Armées d'Aujourd'hui : L'utilisation de l'espace répond globalement à trois besoins : le scientifique, le commercial, le militaire. Sur ce dernier point, la Communauté européenne a-t-elle pris un grand retard ?

Hubert Curien : La Communauté européenne n'est pas en avance sur l'espace militaire. Pour l'instant, le volume d'activités spatiales militaires européen reste faible et nous autres Français donnons vraiment l'exemple. Ainsi, le ministre de la Défense souhaite que l'activité spatiale militaire française soit en progression rapide. II souhaite aussi que ces activités spatiales puissent être des activités partagées en Europe. C'est évidemment une très bonne voie.

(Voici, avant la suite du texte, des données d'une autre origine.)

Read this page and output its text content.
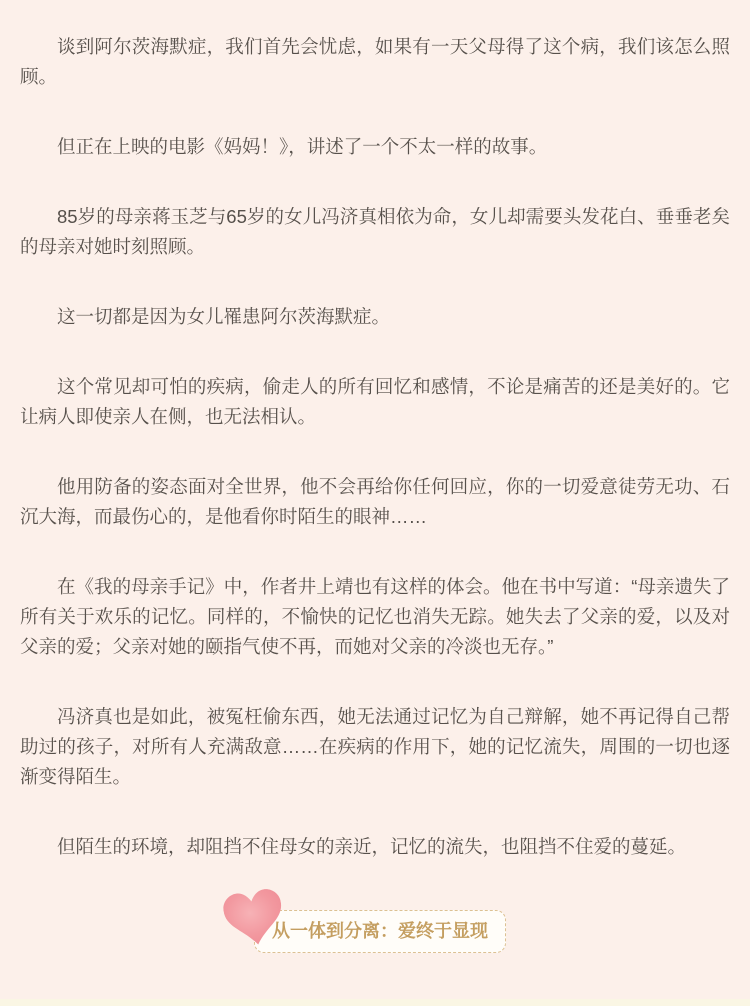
谈到阿尔茨海默症，我们首先会忧虑，如果有一天父母得了这个病，我们该怎么照顾。

但正在上映的电影《妈妈！》，讲述了一个不太一样的故事。

85岁的母亲蒋玉芝与65岁的女儿冯济真相依为命，女儿却需要头发花白、垂垂老矣的母亲对她时刻照顾。

这一切都是因为女儿罹患阿尔茨海默症。

这个常见却可怕的疾病，偷走人的所有回忆和感情，不论是痛苦的还是美好的。它让病人即使亲人在侧，也无法相认。

他用防备的姿态面对全世界，他不会再给你任何回应，你的一切爱意徒劳无功、石沉大海，而最伤心的，是他看你时陌生的眼神……

在《我的母亲手记》中，作者井上靖也有这样的体会。他在书中写道：“母亲遗失了所有关于欢乐的记忆。同样的，不愉快的记忆也消失无踪。她失去了父亲的爱，以及对父亲的爱；父亲对她的颐指气使不再，而她对父亲的冷淡也无存。”

冯济真也是如此，被冤枉偷东西，她无法通过记忆为自己辩解，她不再记得自己帮助过的孩子，对所有人充满敌意……在疾病的作用下，她的记忆流失，周围的一切也逐渐变得陌生。

但陌生的环境，却阻挡不住母女的亲近，记忆的流失，也阻挡不住爱的蔓延。

从一体到分离：爱终于显现
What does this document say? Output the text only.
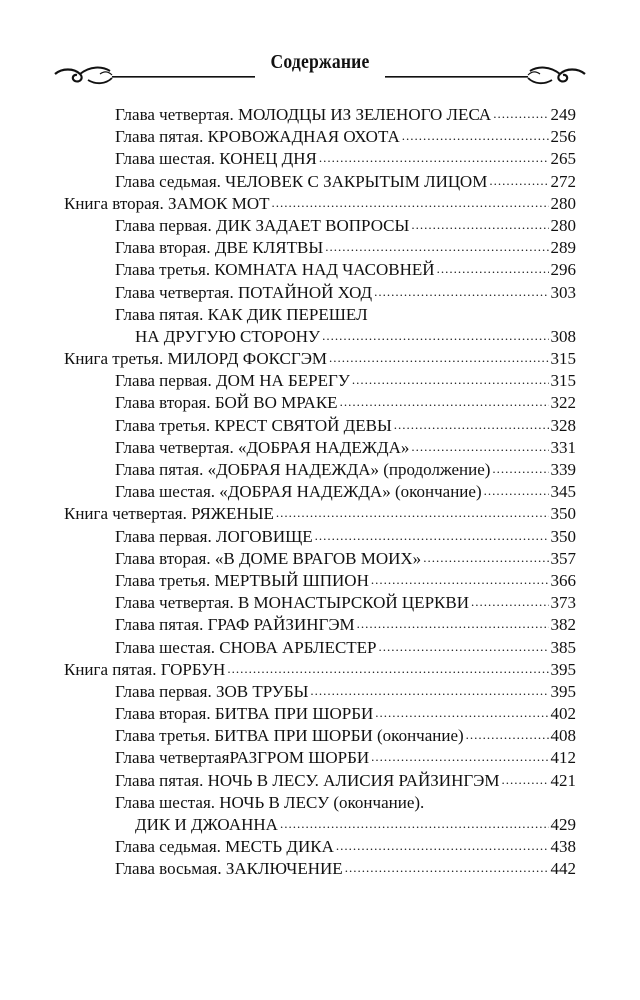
Содержание
Глава четвертая. МОЛОДЦЫ ИЗ ЗЕЛЕНОГО ЛЕСА .....	249
Глава пятая. КРОВОЖАДНАЯ ОХОТА .....	256
Глава шестая. КОНЕЦ ДНЯ .....	265
Глава седьмая. ЧЕЛОВЕК С ЗАКРЫТЫМ ЛИЦОМ .....	272
Книга вторая. ЗАМОК МОТ .....	280
Глава первая. ДИК ЗАДАЕТ ВОПРОСЫ .....	280
Глава вторая. ДВЕ КЛЯТВЫ .....	289
Глава третья. КОМНАТА НАД ЧАСОВНЕЙ .....	296
Глава четвертая. ПОТАЙНОЙ ХОД .....	303
Глава пятая. КАК ДИК ПЕРЕШЕЛ
НА ДРУГУЮ СТОРОНУ .....	308
Книга третья. МИЛОРД ФОКСГЭМ .....	315
Глава первая. ДОМ НА БЕРЕГУ .....	315
Глава вторая. БОЙ ВО МРАКЕ .....	322
Глава третья. КРЕСТ СВЯТОЙ ДЕВЫ .....	328
Глава четвертая. «ДОБРАЯ НАДЕЖДА» .....	331
Глава пятая. «ДОБРАЯ НАДЕЖДА» (продолжение) .....	339
Глава шестая. «ДОБРАЯ НАДЕЖДА» (окончание) .....	345
Книга четвертая. РЯЖЕНЫЕ .....	350
Глава первая. ЛОГОВИЩЕ .....	350
Глава вторая. «В ДОМЕ ВРАГОВ МОИХ» .....	357
Глава третья. МЕРТВЫЙ ШПИОН .....	366
Глава четвертая. В МОНАСТЫРСКОЙ ЦЕРКВИ .....	373
Глава пятая. ГРАФ РАЙЗИНГЭМ .....	382
Глава шестая. СНОВА АРБЛЕСТЕР .....	385
Книга пятая. ГОРБУН .....	395
Глава первая. ЗОВ ТРУБЫ .....	395
Глава вторая. БИТВА ПРИ ШОРБИ .....	402
Глава третья. БИТВА ПРИ ШОРБИ (окончание) .....	408
Глава четвертаяРАЗГРОМ ШОРБИ .....	412
Глава пятая. НОЧЬ В ЛЕСУ. АЛИСИЯ РАЙЗИНГЭМ .....	421
Глава шестая. НОЧЬ В ЛЕСУ (окончание).
ДИК И ДЖОАННА .....	429
Глава седьмая. МЕСТЬ ДИКА .....	438
Глава восьмая. ЗАКЛЮЧЕНИЕ .....	442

Bien sûr, pour l'instant l'effort spatial militaire européen est bien inférieur à l'effort spatial civil européen, alors que c'est le contraire aux États-Unis.

Je ne saurais dire aujourd'hui à quel horizon l'Europe sera à l'image de l'Amérique – d'ailleurs je ne suis pas sûr que ce soit nécessaire. Mais il faut que nous trouvions, en Europe, les moyens d'une coopération nouvelle, déjà amorcée en particulier pour l'observation et les télécommunications. Allons de l'avant, c'est une voie dans la- quelle nous pouvons bien nous placer. Essayons d'être novateurs, d'imaginer des systèmes qui soient destinés à des activités de défense. Écouter, observer, communiquer, c'est l'essentiel. C'est tout aussi utile en temps de crise qu'en temps de paix.

Armées d'Aujourd'hui : Pensez-vous que la France ait l'ambition et les moyens d'accéder à une place de leader en matière de défense spatiale européenne ?

Hubert Curien : Oui, je le crois. Mais faut-il le proclamer haut et fort ? Si on le dit très fort, on risque d'irriter un peu d'autres partenaires européens qui sont également des puissances économiques importantes. Pour l'instant nous faisons plus que les autres. Je ne dis pas "mieux que les autres" car certains partenaires avec lesquels nous travaillons déjà montrent leur compétence. Mais si nous réalisions ensemble ne serait-ce qu'une partie d'un programme de défense spatiale européenne, je crois que tout le monde pourrait s'en réjouir.